U.S. District Judge Amy Totenberg's order on Monday requires that each polling place have at least one copy of the paper polling books, which are used to check voter registration. According to the Associated Press, election integrity advocates brought the suit concerned that the state's automated voting system was less reliable than hand-marked paper ballots.
Advocates pressed for Totenberg to order the state abandon its new voting machines, but also proposed the paper pollbooks, arguing that malfunctioning electronic versions yielded longer waiting lines in elections earlier this year.
In June, The New York Times reported a "full-scale meltdown" in the state's new voting systems, which it acquired in 2019 after widespread claims that voter suppression affected the 2018 election results. Amid hours-long lines, people reporteldy gave up on voting and left without casting their ballots.
Totenberg described her order as a "narrowly tailored" way to “provide at least a modicum of the voting backup plan tools essential to protecting voters’ constitutionally protected ability and right to cast a ballot that is counted and given the same weight as any other on this coming November 3rd general election day and thereafter."
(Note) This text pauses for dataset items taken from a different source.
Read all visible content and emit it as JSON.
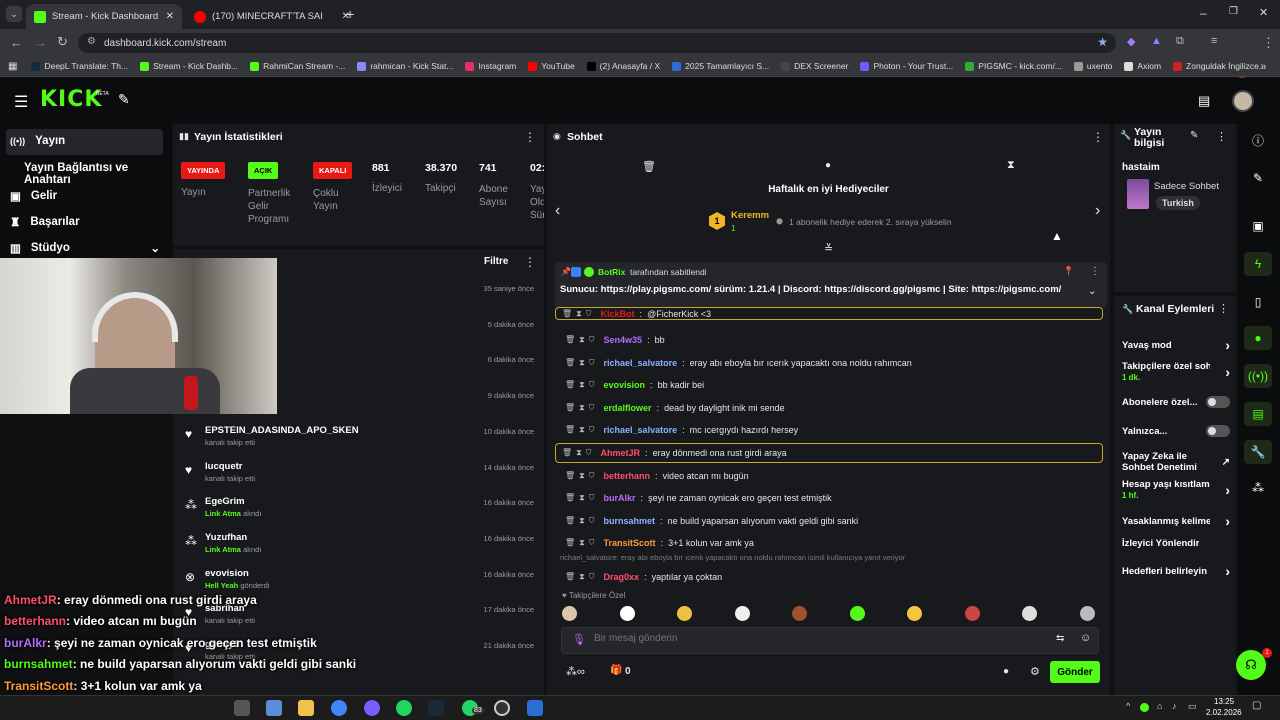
{
  "browser": {
    "tabs": [
      {
        "title": "Stream - Kick Dashboard"
      },
      {
        "title": "(170) MINECRAFT'TA SAKLAMB..."
      }
    ],
    "url": "dashboard.kick.com/stream",
    "bookmarks": [
      "DeepL Translate: Th...",
      "Stream - Kick Dashb...",
      "RahmiCan Stream -...",
      "rahmican - Kick Stat...",
      "Instagram",
      "YouTube",
      "(2) Anasayfa / X",
      "2025 Tamamlayıcı S...",
      "DEX Screener",
      "Photon - Your Trust...",
      "PIGSMC - kick.com/...",
      "uxento",
      "Axiom",
      "Zonguldak İngilizce..."
    ]
  },
  "header": {
    "logo": "KICK",
    "logo_sup": "BETA"
  },
  "sidebar": {
    "items": [
      {
        "label": "Yayın",
        "icon": "broadcast-icon"
      },
      {
        "label": "Yayın Bağlantısı ve Anahtarı"
      },
      {
        "label": "Gelir",
        "icon": "wallet-icon"
      },
      {
        "label": "Başarılar",
        "icon": "trophy-icon"
      },
      {
        "label": "Stüdyo",
        "icon": "studio-icon"
      }
    ]
  },
  "stats": {
    "title": "Yayın İstatistikleri",
    "badges": [
      {
        "text": "YAYINDA",
        "label": "Yayın",
        "color": "#e91916"
      },
      {
        "text": "AÇIK",
        "label": "Partnerlik Gelir Programı",
        "color": "#53fc18"
      },
      {
        "text": "KAPALI",
        "label": "Çoklu Yayın",
        "color": "#e91916"
      }
    ],
    "numbers": [
      {
        "value": "881",
        "label": "İzleyici"
      },
      {
        "value": "38.370",
        "label": "Takipçi"
      },
      {
        "value": "741",
        "label": "Abone Sayısı"
      },
      {
        "value": "02:",
        "label": "Yay Old Sür"
      }
    ]
  },
  "activity": {
    "filter": "Filtre",
    "items": [
      {
        "name": "",
        "sub": "",
        "time": "35 saniye önce"
      },
      {
        "name": "",
        "sub": "",
        "time": "5 dakika önce"
      },
      {
        "name": "",
        "sub": "",
        "time": "6 dakika önce"
      },
      {
        "name": "",
        "sub": "",
        "time": "9 dakika önce"
      },
      {
        "name": "EPSTEIN_ADASINDA_APO_SKEN",
        "sub": "kanalı takip etti",
        "time": "10 dakika önce",
        "icon": "heart-icon"
      },
      {
        "name": "lucquetr",
        "sub": "kanalı takip etti",
        "time": "14 dakika önce",
        "icon": "heart-icon"
      },
      {
        "name": "EgeGrim",
        "sub_green": "Link Atma",
        "sub": "alındı",
        "time": "16 dakika önce",
        "icon": "reward-icon"
      },
      {
        "name": "Yuzufhan",
        "sub_green": "Link Atma",
        "sub": "alındı",
        "time": "16 dakika önce",
        "icon": "reward-icon"
      },
      {
        "name": "evovision",
        "sub_green": "Hell Yeah",
        "sub": "gönderdi",
        "time": "16 dakika önce",
        "icon": "x-icon"
      },
      {
        "name": "sabrihan",
        "sub": "kanalı takip etti",
        "time": "17 dakika önce",
        "icon": "heart-icon"
      },
      {
        "name": "gundy1",
        "sub": "kanalı takip etti",
        "time": "21 dakika önce",
        "icon": "heart-icon"
      }
    ]
  },
  "chat": {
    "title": "Sohbet",
    "gifters_title": "Haftalık en iyi Hediyeciler",
    "top_gifter": "Keremm",
    "top_gifter_count": "1",
    "gifter_hint": "1 abonelik hediye ederek 2. sıraya yükselin",
    "pinned_by": "BotRix",
    "pinned_suffix": "tarafından sabitlendi",
    "pinned_text": "Sunucu: https://play.pigsmc.com/ sürüm: 1.21.4 | Discord: https://discord.gg/pigsmc | Site: https://pigsmc.com/",
    "messages": [
      {
        "user": "KickBot",
        "color": "#e91916",
        "text": "@FicherKick <3",
        "highlight": true
      },
      {
        "user": "Sen4w35",
        "color": "#b56cff",
        "text": "bb"
      },
      {
        "user": "richael_salvatore",
        "color": "#8ab4ff",
        "text": "eray abı eboyla bır ıcerık yapacaktı ona noldu rahımcan"
      },
      {
        "user": "evovision",
        "color": "#53fc18",
        "text": "bb kadir bei"
      },
      {
        "user": "erdalflower",
        "color": "#53fc18",
        "text": "dead by daylight inik mi sende"
      },
      {
        "user": "richael_salvatore",
        "color": "#8ab4ff",
        "text": "mc ıcergıydı hazırdı hersey"
      },
      {
        "user": "AhmetJR",
        "color": "#ff4f6b",
        "text": "eray dönmedi ona rust girdi araya",
        "highlight": true
      },
      {
        "user": "betterhann",
        "color": "#ff4f6b",
        "text": "video atcan mı bugün"
      },
      {
        "user": "burAlkr",
        "color": "#b56cff",
        "text": "şeyi ne zaman oynicak ero geçen test etmiştik"
      },
      {
        "user": "burnsahmet",
        "color": "#8ab4ff",
        "text": "ne build yaparsan alıyorum vakti geldi gibi sanki"
      },
      {
        "user": "TransitScott",
        "color": "#ff9a3c",
        "text": "3+1 kolun var amk ya"
      },
      {
        "user": "Drag0xx",
        "color": "#ff4f6b",
        "text": "yaptılar ya çoktan"
      }
    ],
    "reply_hint": "richael_salvatore: eray abı eboyla bır ıcerık yapacaktı ona noldu rahımcan isimli kullanıcıya yanıt veriyor",
    "emote_label": "Takipçilere Özel",
    "input_placeholder": "Bir mesaj gönderin",
    "send_label": "Gönder",
    "bottom_count": "0"
  },
  "stream_info": {
    "title": "Yayın bilgisi",
    "stream_title": "hastaim",
    "category": "Sadece Sohbet",
    "language": "Turkish"
  },
  "channel_actions": {
    "title": "Kanal Eylemleri",
    "items": [
      {
        "label": "Yavaş mod",
        "type": "chevron"
      },
      {
        "label": "Takipçilere özel soh",
        "sub": "1 dk.",
        "type": "chevron"
      },
      {
        "label": "Abonelere özel...",
        "type": "toggle"
      },
      {
        "label": "Yalnızca...",
        "type": "toggle"
      },
      {
        "label": "Yapay Zeka ile Sohbet Denetimi",
        "type": "external"
      },
      {
        "label": "Hesap yaşı kısıtlama",
        "sub": "1 hf.",
        "type": "chevron"
      },
      {
        "label": "Yasaklanmış kelimel",
        "type": "chevron"
      },
      {
        "label": "İzleyici Yönlendir",
        "type": "none"
      },
      {
        "label": "Hedefleri belirleyin",
        "type": "chevron"
      }
    ]
  },
  "overlay_chat": [
    {
      "user": "AhmetJR",
      "color": "#ff4f6b",
      "text": ": eray dönmedi ona rust girdi araya"
    },
    {
      "user": "betterhann",
      "color": "#ff4f6b",
      "text": ": video atcan mı bugün"
    },
    {
      "user": "burAlkr",
      "color": "#b56cff",
      "text": ": şeyi ne zaman oynicak ero geçen test etmiştik"
    },
    {
      "user": "burnsahmet",
      "color": "#53fc18",
      "text": ": ne build yaparsan alıyorum vakti geldi gibi sanki"
    },
    {
      "user": "TransitScott",
      "color": "#ff9a3c",
      "text": ": 3+1 kolun var amk ya"
    },
    {
      "user": "Drag0xx",
      "color": "#ff4f6b",
      "text": ": yaptılar ya çoktan"
    }
  ],
  "taskbar": {
    "time": "13:25",
    "date": "2.02.2026",
    "whatsapp_badge": "83"
  },
  "colors": {
    "accent": "#53fc18",
    "live": "#e91916"
  }
}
She also claimed that it wasn't "too late for (election officials) to take these reasonable concrete measures to mitigate the real potential harms that would otherwise likely transpire at precinct polling locations grappling with the boiling brew created by the combination of new voting equipment issues and old voter data system deficiencies."
Secretary of State Brad Raffensperger plans to appeal the ruling, indicating the lawsuit was part of a broader attack on elections.
He said his office and county officials “are preparing Georgia for the biggest election turnout in history, and it will do so successfully despite the constant distraction of litigation filed by activists determined to undermine the credibility of our elections."
Monday's order touched on broader concerns about election fraud before November. According to WSBTV, Raffensperger's office referred at least 24 allegations of voter fraud to the attorney general.
“A fraudulent vote dilutes the power of those voters who follow the rules and undermines the fundamental democratic idea of one person, one vote," he reportedly said. "As Secretary of State, I will investigate any and all attempts to delegitimize elections in Georgia.”
Earlier this month that his office found nearly 1,000 cases of double voting in which individuals cast an absentee ballot before voting again in person.
Democrats reportedly accused Raffensperger of trying to spread a conspiracy theory.
“It is clear that rather than do his job of promoting the safety and security of our voting process, the secretary of state is instead pushing the GOP’s voting conspiracy theories and disinformation," the state party's executive director said.
The Associated Press contributed to this report.